5- O halde Mahkemece yapılacak işlem; öncelikle peşin harç eksikliği varsa bunun giderilmesi için davacıya imkan tanınması; Mahallinde bilirkişi heyeti ile birlikte bizzat keşif yapılarak tarafların iddia, savunma ve itirazlarını karşılar, denetime elverişli ve hüküm kurmaya yeterli bilirkişi raporu alınması; davalı tarafın rapora esas alınan bazı belgelere yapmış olduğu itirazların tartışılması; dava konusu taleplerin niteliğinin tespiti ile İdare Mahkemesi dosyası da getirtilerek yukarıdaki açıklamalar doğrultusunda tarafların kusur durumunun belirlenmesi ve ulaşılacak sonuca göre karar verilmesinden ibaret olacaktır.

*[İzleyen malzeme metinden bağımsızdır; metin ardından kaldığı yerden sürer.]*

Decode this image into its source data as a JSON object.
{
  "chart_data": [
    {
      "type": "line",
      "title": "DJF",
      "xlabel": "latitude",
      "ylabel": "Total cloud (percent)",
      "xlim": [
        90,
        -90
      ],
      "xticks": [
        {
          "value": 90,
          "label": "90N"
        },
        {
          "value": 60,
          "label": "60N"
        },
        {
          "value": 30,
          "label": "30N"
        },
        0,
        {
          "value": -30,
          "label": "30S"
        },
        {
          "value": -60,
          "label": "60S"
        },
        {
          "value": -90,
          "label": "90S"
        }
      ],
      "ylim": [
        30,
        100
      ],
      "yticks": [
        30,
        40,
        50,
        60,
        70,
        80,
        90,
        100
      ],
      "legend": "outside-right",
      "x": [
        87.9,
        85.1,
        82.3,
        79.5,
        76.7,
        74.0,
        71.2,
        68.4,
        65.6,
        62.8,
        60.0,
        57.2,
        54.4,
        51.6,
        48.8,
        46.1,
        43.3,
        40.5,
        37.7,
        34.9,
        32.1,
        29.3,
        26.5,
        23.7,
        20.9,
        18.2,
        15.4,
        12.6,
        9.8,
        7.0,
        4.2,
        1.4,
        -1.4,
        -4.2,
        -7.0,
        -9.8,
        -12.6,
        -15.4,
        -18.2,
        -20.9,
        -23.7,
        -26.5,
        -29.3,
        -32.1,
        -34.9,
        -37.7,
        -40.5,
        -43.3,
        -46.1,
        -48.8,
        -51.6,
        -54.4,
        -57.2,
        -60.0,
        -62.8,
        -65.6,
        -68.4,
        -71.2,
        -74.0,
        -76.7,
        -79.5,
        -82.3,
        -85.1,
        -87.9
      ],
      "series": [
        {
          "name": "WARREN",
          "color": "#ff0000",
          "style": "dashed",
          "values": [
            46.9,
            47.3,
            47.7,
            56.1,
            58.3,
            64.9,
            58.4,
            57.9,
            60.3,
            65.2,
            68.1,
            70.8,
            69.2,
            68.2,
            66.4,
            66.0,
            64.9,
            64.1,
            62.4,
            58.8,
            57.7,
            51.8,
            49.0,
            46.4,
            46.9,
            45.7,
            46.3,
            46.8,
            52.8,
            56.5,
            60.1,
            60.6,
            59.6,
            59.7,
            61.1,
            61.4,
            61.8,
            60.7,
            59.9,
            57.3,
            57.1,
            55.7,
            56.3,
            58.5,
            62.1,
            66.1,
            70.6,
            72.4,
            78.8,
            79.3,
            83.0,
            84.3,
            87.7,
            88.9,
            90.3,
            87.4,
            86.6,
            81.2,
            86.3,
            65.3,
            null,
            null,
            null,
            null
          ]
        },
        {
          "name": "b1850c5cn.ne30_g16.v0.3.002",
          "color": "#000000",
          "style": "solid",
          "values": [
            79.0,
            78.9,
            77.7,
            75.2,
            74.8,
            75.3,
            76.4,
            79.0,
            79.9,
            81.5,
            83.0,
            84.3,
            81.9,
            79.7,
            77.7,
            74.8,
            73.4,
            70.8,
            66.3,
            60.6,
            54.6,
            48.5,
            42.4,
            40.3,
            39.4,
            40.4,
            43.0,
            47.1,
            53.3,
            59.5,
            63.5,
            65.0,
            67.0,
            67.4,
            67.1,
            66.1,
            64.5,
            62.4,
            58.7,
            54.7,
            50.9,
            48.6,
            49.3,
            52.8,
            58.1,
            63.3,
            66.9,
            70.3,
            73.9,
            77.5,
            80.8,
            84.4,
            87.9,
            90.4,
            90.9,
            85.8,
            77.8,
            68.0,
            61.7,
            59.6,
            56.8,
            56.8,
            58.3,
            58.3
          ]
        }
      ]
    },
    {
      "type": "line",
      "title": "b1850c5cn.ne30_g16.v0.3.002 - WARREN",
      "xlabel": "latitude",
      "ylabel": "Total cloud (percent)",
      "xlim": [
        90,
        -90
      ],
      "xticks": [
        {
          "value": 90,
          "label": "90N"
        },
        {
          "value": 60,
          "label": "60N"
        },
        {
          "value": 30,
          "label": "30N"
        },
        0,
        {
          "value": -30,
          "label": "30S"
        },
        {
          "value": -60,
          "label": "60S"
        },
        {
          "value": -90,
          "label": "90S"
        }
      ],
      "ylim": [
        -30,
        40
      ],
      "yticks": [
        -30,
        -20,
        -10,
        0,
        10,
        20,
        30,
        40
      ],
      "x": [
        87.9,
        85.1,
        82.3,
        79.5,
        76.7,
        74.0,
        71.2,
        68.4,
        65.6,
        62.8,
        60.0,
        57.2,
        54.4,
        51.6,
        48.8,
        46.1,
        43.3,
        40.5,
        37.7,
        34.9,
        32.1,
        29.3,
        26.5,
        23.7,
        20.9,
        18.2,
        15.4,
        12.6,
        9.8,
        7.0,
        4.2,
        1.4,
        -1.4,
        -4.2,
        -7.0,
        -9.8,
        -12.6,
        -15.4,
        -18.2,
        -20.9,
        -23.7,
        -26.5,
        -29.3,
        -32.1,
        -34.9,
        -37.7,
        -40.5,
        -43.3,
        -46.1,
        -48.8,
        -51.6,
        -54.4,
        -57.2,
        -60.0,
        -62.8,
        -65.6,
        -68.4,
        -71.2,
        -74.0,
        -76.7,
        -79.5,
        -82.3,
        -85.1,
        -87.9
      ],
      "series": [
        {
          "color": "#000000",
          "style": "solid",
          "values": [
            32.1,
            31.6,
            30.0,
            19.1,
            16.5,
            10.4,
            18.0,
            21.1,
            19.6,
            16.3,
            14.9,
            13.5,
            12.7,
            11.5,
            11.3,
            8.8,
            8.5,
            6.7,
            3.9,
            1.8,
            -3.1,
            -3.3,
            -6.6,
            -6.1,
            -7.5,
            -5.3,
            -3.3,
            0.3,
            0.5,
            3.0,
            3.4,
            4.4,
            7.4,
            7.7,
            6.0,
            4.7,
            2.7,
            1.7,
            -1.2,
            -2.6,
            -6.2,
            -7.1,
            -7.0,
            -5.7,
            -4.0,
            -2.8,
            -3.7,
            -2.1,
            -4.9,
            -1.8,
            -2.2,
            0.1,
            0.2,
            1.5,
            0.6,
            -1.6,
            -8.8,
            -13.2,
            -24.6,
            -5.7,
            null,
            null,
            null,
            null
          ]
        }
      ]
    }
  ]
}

Açıklanan nedenlerle; sair hususlar incelenmeksizin davalı vekilinin istinaf başvurusunun kabulüne, mahkeme kararının HMK’nın 353/1-a.4,6 maddesi gereğince kaldırılmasına, dosyanın Dairemiz kararına uygun şekilde sonuçlandırılması için kararı veren mahkemeye gönderilmesine karar verilmesi gerekmiştir.
HÜKÜM: Yukarıda açıklanan nedenlerle;
1- Davalı vekilinin istinaf başvurusunun KABULÜNE,
2-ANKARA 5. ASLİYE TİCARET MAHKEMESİ’nin 11/12/2018 ve… Karar sayılı kararının HMK’nun 353/1-a.4,6 maddesi gereğince KALDIRILMASINA,
3-Davanın yeniden görülmesi için dosyanın kararı veren ilk derece mahkemesine GÖNDERİLMESİNE,
4-Davalı tarafından yatırılan istinaf karar harcının talep halinde davalıya iadesine,
5-Davalı tarafça ödenen istinaf kanun yoluna başvurma harcı ve yapılan istinaf yargılama giderlerinin ilk derece mahkemesince verilecek kararda dikkate alınmasına,
Dosya üzerinde yapılan inceleme sonucunda HMK’nın 353/1.a maddesi gereğince KESİN olmak üzere 28/04/2021 tarihinde oybirliği ile karar verildi.